I can't think of any economist that is as great a current day inflationist as Harvard Professor Greg Mankiw. Here's his latest astounding comment:
As to the Fed announcing a commitment to a moderate amount of inflation, let me point out that according to many macroeconomic historians, the abandonment of the gold standard was the most useful thing that the federal government did to get the country out of the Great Depression. A commitment to producing a moderate amount of inflation would be the modern equivalent of that act.
The most useful thing to do to get the country out of the Great Depression? A relatively steady money supply, which would be the result of a true gold standard, would eliminate the business cycle.
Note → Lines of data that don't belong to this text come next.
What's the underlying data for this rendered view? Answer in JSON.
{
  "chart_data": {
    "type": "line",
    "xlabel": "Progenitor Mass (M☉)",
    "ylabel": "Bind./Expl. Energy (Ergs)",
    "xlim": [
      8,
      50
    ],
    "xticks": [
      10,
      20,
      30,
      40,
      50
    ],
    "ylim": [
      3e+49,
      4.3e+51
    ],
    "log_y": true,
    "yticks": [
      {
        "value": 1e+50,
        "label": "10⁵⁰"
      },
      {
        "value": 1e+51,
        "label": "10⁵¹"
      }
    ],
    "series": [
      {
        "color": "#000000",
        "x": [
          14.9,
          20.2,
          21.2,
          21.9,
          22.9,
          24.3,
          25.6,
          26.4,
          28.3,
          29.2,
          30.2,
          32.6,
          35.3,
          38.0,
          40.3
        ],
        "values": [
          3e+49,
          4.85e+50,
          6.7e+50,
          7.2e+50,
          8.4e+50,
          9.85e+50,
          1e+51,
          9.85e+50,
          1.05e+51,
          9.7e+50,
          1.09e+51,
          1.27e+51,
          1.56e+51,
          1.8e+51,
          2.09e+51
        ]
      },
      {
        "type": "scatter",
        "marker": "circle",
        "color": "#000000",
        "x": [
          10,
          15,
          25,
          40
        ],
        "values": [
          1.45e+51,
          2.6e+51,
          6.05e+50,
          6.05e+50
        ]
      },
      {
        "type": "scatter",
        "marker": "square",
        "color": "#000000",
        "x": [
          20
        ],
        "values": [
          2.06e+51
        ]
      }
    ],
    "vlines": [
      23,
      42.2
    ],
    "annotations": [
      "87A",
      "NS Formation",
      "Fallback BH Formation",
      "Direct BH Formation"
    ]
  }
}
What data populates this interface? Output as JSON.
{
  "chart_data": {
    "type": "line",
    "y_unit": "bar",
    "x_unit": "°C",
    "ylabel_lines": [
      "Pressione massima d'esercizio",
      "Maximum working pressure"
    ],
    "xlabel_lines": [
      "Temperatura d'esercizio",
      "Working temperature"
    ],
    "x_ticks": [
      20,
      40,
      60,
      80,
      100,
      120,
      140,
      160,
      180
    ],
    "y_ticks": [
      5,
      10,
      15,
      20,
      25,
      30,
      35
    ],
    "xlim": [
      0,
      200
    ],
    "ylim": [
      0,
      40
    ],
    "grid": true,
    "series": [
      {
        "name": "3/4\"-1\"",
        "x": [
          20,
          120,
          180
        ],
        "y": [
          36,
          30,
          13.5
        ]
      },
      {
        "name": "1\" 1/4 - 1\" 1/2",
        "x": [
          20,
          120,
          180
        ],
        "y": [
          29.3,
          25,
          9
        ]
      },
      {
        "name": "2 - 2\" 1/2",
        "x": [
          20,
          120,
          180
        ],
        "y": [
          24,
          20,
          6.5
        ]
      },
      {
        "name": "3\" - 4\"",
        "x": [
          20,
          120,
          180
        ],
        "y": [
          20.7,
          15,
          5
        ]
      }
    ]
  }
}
F.A Hayek received the Nobel Prize for this insight.

Going off of the gold standard resulted in a strong restraint, against government money printing, being removed.

When the hyper inflation hits, as result of the goading of Mankiw and the like, will he resign his position at Harvard? It would be the honorable thing for him to do.

1 comment:

  1. "When the hyper inflation hits, as result of the goading of Mankiw and the like, will he resign his position at Harvard?"

    No, because the "moderate amt of inflation" won't have been just the rigth amount and it will have been done too early/too late and ... errr ... thats it.